SMOTE Algorithm and Classification: overrated prediction success

245 views Asked by At

I'm facing a problem about which I can't find any answer. I have a binary classification problem (output Y=0 or Y=1) with Y=1 the minority class (actually Y=1 indicates default of a company, with proportion=0.02 in the original dataframe). Therefore, I computed oversampling using SMOTE algorithm on my training set only (after splitting my dataframe in training and testing sets). I train a logistic regression on my training set (with proportions of class "defaut"=0.3) and then look at the ROC Curve and MSE to test whether my algorithm predicts well the default. I get very good results in terms both of AUC (AUC=0.89) and MSE (MSE=0.06). However, when I then try to look more preciselly and individually at my predictions, I find that 20% of default aren't well predicted. Do you have a method to evaluate well the quality of my prediction (quality means for me predictions that predict well default). I thought that AUC was a good criterium... So far do you also have a method in order to improve my regression? Thanks

1

There are 1 answers

4
RLave On BEST ANSWER

For every classification problem you can build a confusion matrix.

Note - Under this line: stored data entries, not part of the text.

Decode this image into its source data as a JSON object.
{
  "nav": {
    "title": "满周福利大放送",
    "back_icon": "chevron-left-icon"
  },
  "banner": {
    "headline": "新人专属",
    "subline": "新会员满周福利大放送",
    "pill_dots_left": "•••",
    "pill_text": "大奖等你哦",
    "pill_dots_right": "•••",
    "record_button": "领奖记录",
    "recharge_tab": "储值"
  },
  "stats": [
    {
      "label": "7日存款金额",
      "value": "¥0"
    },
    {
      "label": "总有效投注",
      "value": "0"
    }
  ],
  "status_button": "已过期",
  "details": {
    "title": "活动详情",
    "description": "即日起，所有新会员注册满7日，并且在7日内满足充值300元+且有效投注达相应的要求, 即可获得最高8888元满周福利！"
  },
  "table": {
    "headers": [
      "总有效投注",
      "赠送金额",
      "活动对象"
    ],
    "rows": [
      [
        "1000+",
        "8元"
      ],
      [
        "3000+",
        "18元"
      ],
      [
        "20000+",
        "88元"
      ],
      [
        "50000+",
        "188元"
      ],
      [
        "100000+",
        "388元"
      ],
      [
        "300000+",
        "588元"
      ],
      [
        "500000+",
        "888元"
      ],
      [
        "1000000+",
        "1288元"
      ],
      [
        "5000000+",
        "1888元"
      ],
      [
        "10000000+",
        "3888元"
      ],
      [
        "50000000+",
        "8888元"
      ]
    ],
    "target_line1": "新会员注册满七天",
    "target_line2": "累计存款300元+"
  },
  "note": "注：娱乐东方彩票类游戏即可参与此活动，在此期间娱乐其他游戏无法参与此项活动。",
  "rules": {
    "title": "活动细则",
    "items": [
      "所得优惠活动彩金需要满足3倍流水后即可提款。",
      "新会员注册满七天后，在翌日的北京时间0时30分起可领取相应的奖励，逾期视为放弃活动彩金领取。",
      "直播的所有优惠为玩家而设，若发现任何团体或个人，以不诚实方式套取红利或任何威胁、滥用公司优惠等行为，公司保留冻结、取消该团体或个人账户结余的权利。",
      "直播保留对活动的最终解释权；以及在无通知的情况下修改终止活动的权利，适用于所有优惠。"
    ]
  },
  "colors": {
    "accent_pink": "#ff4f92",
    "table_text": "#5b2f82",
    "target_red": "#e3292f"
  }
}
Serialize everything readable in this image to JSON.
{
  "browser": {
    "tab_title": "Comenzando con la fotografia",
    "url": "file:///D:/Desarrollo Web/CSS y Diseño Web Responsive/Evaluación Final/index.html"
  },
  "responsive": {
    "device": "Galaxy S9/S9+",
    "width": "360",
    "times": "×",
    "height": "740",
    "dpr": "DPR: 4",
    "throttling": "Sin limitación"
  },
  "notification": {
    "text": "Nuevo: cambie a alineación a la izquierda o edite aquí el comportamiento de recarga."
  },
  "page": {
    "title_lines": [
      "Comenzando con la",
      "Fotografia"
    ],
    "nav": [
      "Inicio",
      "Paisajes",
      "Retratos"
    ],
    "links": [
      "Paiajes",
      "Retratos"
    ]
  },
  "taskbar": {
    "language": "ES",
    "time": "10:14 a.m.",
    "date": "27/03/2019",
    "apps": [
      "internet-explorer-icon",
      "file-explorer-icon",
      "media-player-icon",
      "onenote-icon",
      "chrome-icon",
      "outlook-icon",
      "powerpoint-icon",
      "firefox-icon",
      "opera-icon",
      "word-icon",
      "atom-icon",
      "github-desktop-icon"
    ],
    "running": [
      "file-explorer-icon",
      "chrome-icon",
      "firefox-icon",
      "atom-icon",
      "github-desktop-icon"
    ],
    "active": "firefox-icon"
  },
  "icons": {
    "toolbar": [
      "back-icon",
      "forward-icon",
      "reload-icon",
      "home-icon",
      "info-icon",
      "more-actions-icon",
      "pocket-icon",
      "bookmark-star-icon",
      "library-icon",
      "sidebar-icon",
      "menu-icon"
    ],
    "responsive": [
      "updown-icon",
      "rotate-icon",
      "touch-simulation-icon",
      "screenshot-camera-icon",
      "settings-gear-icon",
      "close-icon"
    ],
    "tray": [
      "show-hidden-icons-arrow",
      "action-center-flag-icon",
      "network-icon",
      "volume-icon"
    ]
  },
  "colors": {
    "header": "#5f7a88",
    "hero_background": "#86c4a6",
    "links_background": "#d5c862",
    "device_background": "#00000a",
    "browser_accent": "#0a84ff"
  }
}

This is a two way entry matrix, and lets you see not only the true positives/true negatives (TP/TN), which are your correct predictions, but also the false positives (FP)/false negatives (FN), and this is most of the time your true interest.

FP and FN are the errors that your model make, you can track how well your model is doing in detecting either the TP (1-FP) or the TN (1-FN), by using sensitivity or specificity (link).

Note that you can't improve one without lowering the other. So sometimes you need to pick one.

A good compromise is the F1-score, which tries to average the two.

So if you're more interested in defaults (lets imagine that defaults=Positive Class), you'll prefer a model with a higher sensitivity. But remember to not neglect completely the specificity either.

Here an example code in R:

# to get the confusion matrix and some metrics
caret::confusionMatrix(iris$Species, sample(iris$Species))